Efek Pajak Naik: Harga Motor Makin Mahal, Daya Beli Melemah hingga PHK

Nasional607 Dilihat

Jakarta, (Metropolis.co.id) – Pasar otomotif tahun 2025 dirasa semakin menantang lantaran pemerintah bakal menaikkan pungutan pajak. Praktis harga motor makin mahal yang berpotensi menurunkan daya beli masyarakat, produksi melorot, yang paling parah terjadinya pemutusan hubungan kerja (PHK).

Sejatinya potensi pasar roda dua di Indonesia masih menggiurkan buat para produsen. Namun jika konsumen kembali mendapat tambahan beban dengan naiknya Pajak Pertambahan Nilai (PPN) 12 persen dan opsen pajak, pasar sepeda motor dikhawatirkan semakin tertekan.

“Kalau secara potensi market, kita itu potensinya besar. Pertama, jumlah penduduknya banyak. Densitas kepemilikan sepeda motor masih bisa digarap lagi. Kemudian, faktor keberadaan motor sebagai alat transportasi produktif itu sangat dibutuhkan oleh masyarakat, ke mana-mana naik motor itu efektif, efisien. Melihat kondisi ini, market itu ada opportunity,” kata General Manager Corporate Communication PT Astra Honda Motor Ahmad Muhibbudin di Cikarang, Jawa Barat, belum lama ini.

“Hanya saja tahun 2025 banyak sekali tambahan-tambahan beban buat masyarakat mungkin ini bakal menjadi challenge sendiri buat industri otomotif,” tambah dia.

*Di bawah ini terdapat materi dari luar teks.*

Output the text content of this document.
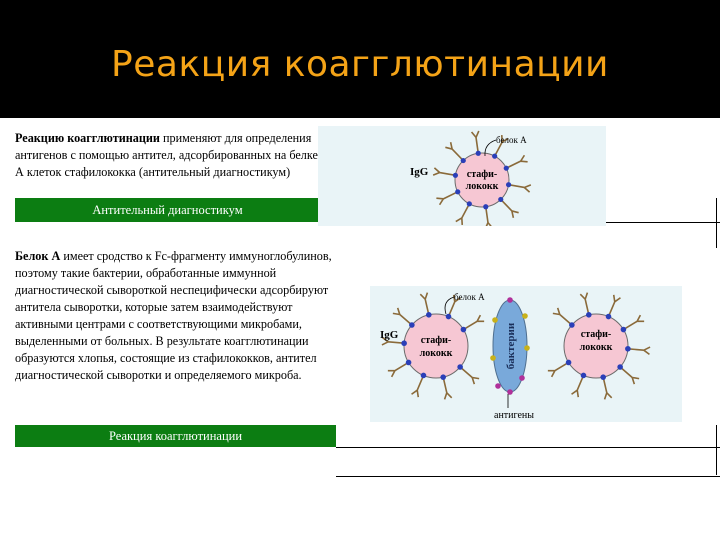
Реакция коагглютинации
Реакцию коагглютинации применяют для определения антигенов с помощью антител, адсорбированных на белке А клеток стафилококка (антительный диагностикум)
Антительный диагностикум
Белок А имеет сродство к Fc-фрагменту иммуноглобулинов, поэтому такие бактерии, обработанные иммунной диагностической сывороткой неспецифически адсорбируют антитела сыворотки, которые затем взаимодействуют активными центрами с соответствующими микробами, выделенными от больных. В результате коагглютинации образуются хлопья, состоящие из стафилококков, антител диагностической сыворотки и определяемого микроба.
Реакция коагглютинации
стафи-
лококк
IgG
белок А
стафи-
лококк
стафи-
лококк
бактерии
IgG
белок А
антигены
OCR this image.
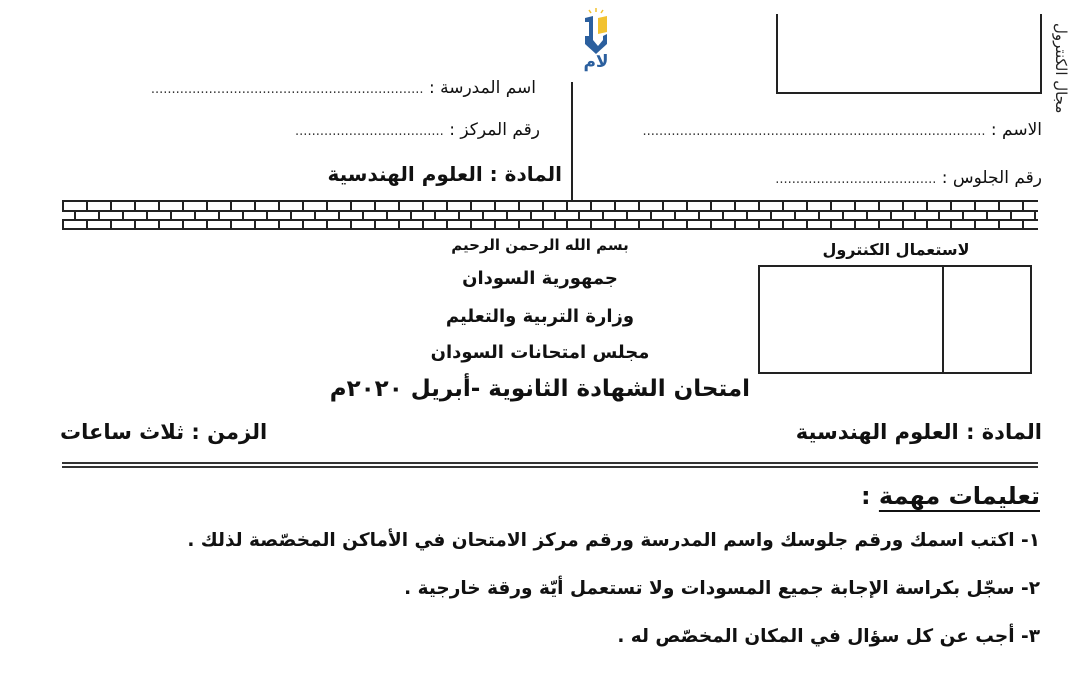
لام	مجال الكنترول
اسم المدرسة : ..................................................................
رقم المركز : ....................................
المادة : العلوم الهندسية
الاسم : ...................................................................................
رقم الجلوس : .......................................
بسم الله الرحمن الرحيم
جمهورية السودان
وزارة التربية والتعليم
مجلس امتحانات السودان
امتحان الشهادة الثانوية -أبريل ٢٠٢٠م
لاستعمال الكنترول
المادة : العلوم الهندسية
الزمن : ثلاث ساعات
تعليمات مهمة :
١- اكتب اسمك ورقم جلوسك واسم المدرسة ورقم مركز الامتحان في الأماكن المخصّصة لذلك .
٢- سجّل بكراسة الإجابة جميع المسودات ولا تستعمل أيّة ورقة خارجية .
٣- أجب عن كل سؤال في المكان المخصّص له .
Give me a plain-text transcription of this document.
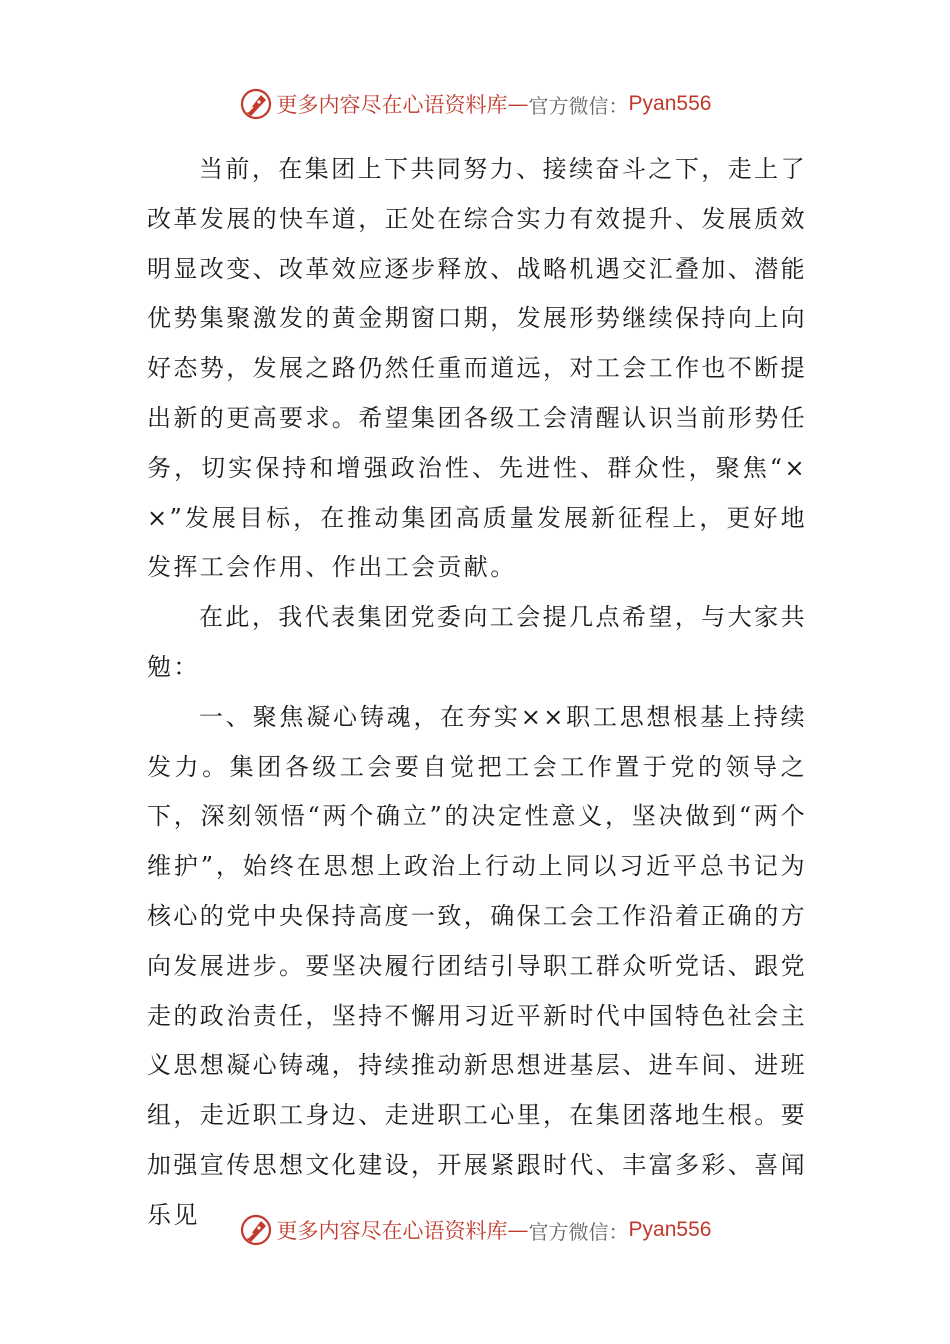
更多内容尽在心语资料库 — 官方微信： Pyan556

当前，在集团上下共同努力、接续奋斗之下，走上了改革发展的快车道，正处在综合实力有效提升、发展质效明显改变、改革效应逐步释放、战略机遇交汇叠加、潜能优势集聚激发的黄金期窗口期，发展形势继续保持向上向好态势，发展之路仍然任重而道远，对工会工作也不断提出新的更高要求。希望集团各级工会清醒认识当前形势任务，切实保持和增强政治性、先进性、群众性，聚焦“××”发展目标，在推动集团高质量发展新征程上，更好地发挥工会作用、作出工会贡献。

在此，我代表集团党委向工会提几点希望，与大家共勉：

一、聚焦凝心铸魂，在夯实××职工思想根基上持续发力。集团各级工会要自觉把工会工作置于党的领导之下，深刻领悟“两个确立”的决定性意义，坚决做到“两个维护”，始终在思想上政治上行动上同以习近平总书记为核心的党中央保持高度一致，确保工会工作沿着正确的方向发展进步。要坚决履行团结引导职工群众听党话、跟党走的政治责任，坚持不懈用习近平新时代中国特色社会主义思想凝心铸魂，持续推动新思想进基层、进车间、进班组，走近职工身边、走进职工心里，在集团落地生根。要加强宣传思想文化建设，开展紧跟时代、丰富多彩、喜闻乐见

更多内容尽在心语资料库 — 官方微信： Pyan556
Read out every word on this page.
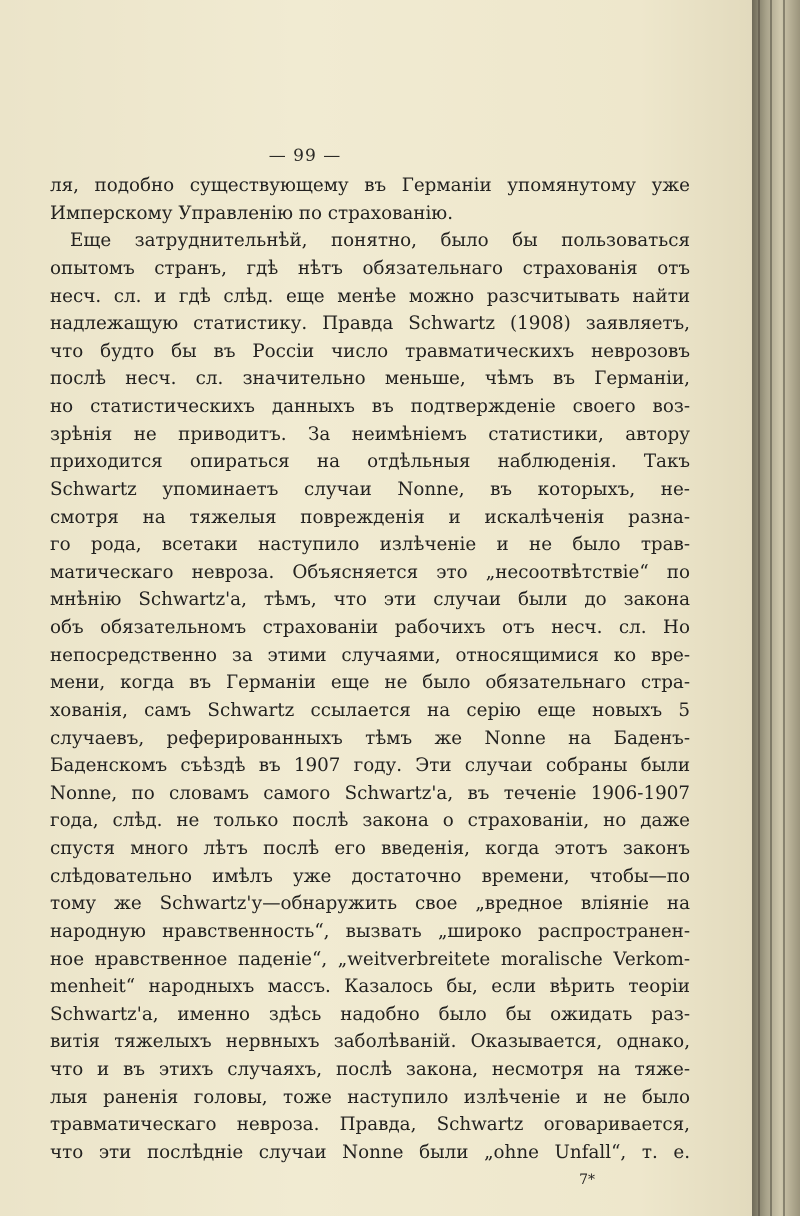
— 99 —
ля, подобно существующему въ Германіи упомянутому уже
Имперскому Управленію по страхованію.
Еще затруднительнѣй, понятно, было бы пользоваться
опытомъ странъ, гдѣ нѣтъ обязательнаго страхованія отъ
несч. сл. и гдѣ слѣд. еще менѣе можно разсчитывать найти
надлежащую статистику. Правда Schwartz (1908) заявляетъ,
что будто бы въ Россіи число травматическихъ неврозовъ
послѣ несч. сл. значительно меньше, чѣмъ въ Германіи,
но статистическихъ данныхъ въ подтвержденіе своего воз-
зрѣнія не приводитъ. За неимѣніемъ статистики, автору
приходится опираться на отдѣльныя наблюденія. Такъ
Schwartz упоминаетъ случаи Nonne, въ которыхъ, не-
смотря на тяжелыя поврежденія и искалѣченія разна-
го рода, всетаки наступило излѣченіе и не было трав-
матическаго невроза. Объясняется это „несоотвѣтствіе“ по
мнѣнію Schwartz'а, тѣмъ, что эти случаи были до закона
объ обязательномъ страхованіи рабочихъ отъ несч. сл. Но
непосредственно за этими случаями, относящимися ко вре-
мени, когда въ Германіи еще не было обязательнаго стра-
хованія, самъ Schwartz ссылается на серію еще новыхъ 5
случаевъ, реферированныхъ тѣмъ же Nonne на Баденъ-
Баденскомъ съѣздѣ въ 1907 году. Эти случаи собраны были
Nonne, по словамъ самого Schwartz'а, въ теченіе 1906-1907
года, слѣд. не только послѣ закона о страхованіи, но даже
спустя много лѣтъ послѣ его введенія, когда этотъ законъ
слѣдовательно имѣлъ уже достаточно времени, чтобы—по
тому же Schwartz'у—обнаружить свое „вредное вліяніе на
народную нравственность“, вызвать „широко распространен-
ное нравственное паденіе“, „weitverbreitete moralische Verkom-
menheit“ народныхъ массъ. Казалось бы, если вѣрить теоріи
Schwartz'а, именно здѣсь надобно было бы ожидать раз-
витія тяжелыхъ нервныхъ заболѣваній. Оказывается, однако,
что и въ этихъ случаяхъ, послѣ закона, несмотря на тяже-
лыя раненія головы, тоже наступило излѣченіе и не было
травматическаго невроза. Правда, Schwartz оговаривается,
что эти послѣдніе случаи Nonne были „ohne Unfall“, т. е.
7*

Asosiasi Industri Sepedamotor Indonesia (AISI) meramal efek penerapan opsen pajak khususnya bisa membuat pasar terkoreksi 20 persen.

“Namun karena faktor opsen pajak ini, kami khawatir pasar justru akan tertekan hingga 20% tahun depan, ” kata Ketua Bidang Komersial AISI Sigit Kumala, dalam keterangan resminya.

Melorotnya angka penjualan di pasar domestik berpotensi menimbulkan dampak bergulir yang terjadi di sisi hulu maupun hilir dari industri sepeda motor di Tanah Air.

Pertama, penurunan permintaan dari pasar akan memaksa produsen sepeda motor memangkas produksinya sehingga ini akan berdampak pada permintaan mereka ke industri suku cadang yang berada dalam rantai bisnis. Jika dampaknya sangat besar, tidak tertutup kemungkinan akan timbul PHK di industri ini.

“Kita coba berusaha, ini yang sedang kami pikirkan dari sisi produsen. Yang pasti kalau terjadi kenaikan, biasanya kita transfer kenaikan ke harga, yang dibebankan ke konsumen,” kata Muhib.

“Efeknya kalau konsumen tidak mampu membeli motor karena kenaikan harga itu, otomatis kita produksinya berkurang. Ngefek ke sisi hulu dan hilirnya. Hulunya produksi dikurangi, otomatis produsen pemasok mengurangi pasokannya, besar terjadi kemungkinan akan mengakibatkan pengurangan karyawan. Terjadi di semua level, baik itu pemasok tier 1, tier 2, sampai tier 3,” ungkap Muhib.

“Di sisi hilir, ini ber-impact ke industri pendukung, ada industri pembiayaan, industri asuransi, kalau barang yang dibiayai berkurang, otomatis kinerjanya terganggu,” jelas Muhib.

Kondisi pasar yang memberatkan konsumen dan pelaku industri ini berpotensi menekan daya saing industri di kancah ekonomi global, terutama di kawasan ASEAN.

Pasalnya, dalam situasi persaingan yang sama, negara tetangga yang tercatat sebagai salah satu pasar otomotif yang sedang tumbuh di ASEAN, justru mempertahankan kebijakan pengurangan PPN dari 10% menjadi 8% hingga Juni 2025. Sementara itu, Indonesia menambahkan PPN jadi 12%, ditambah kenaikan PKB dan BBNKB, dan pungutan tambahan pajak atau opsen.

“Jika ini semua diberlakukan dan dipertahankan dalam jangka panjang, kami khawatir daya saing industri kita melemah. Ini kurang positif untuk iklim investasi,” ungkap Sigit khawatir.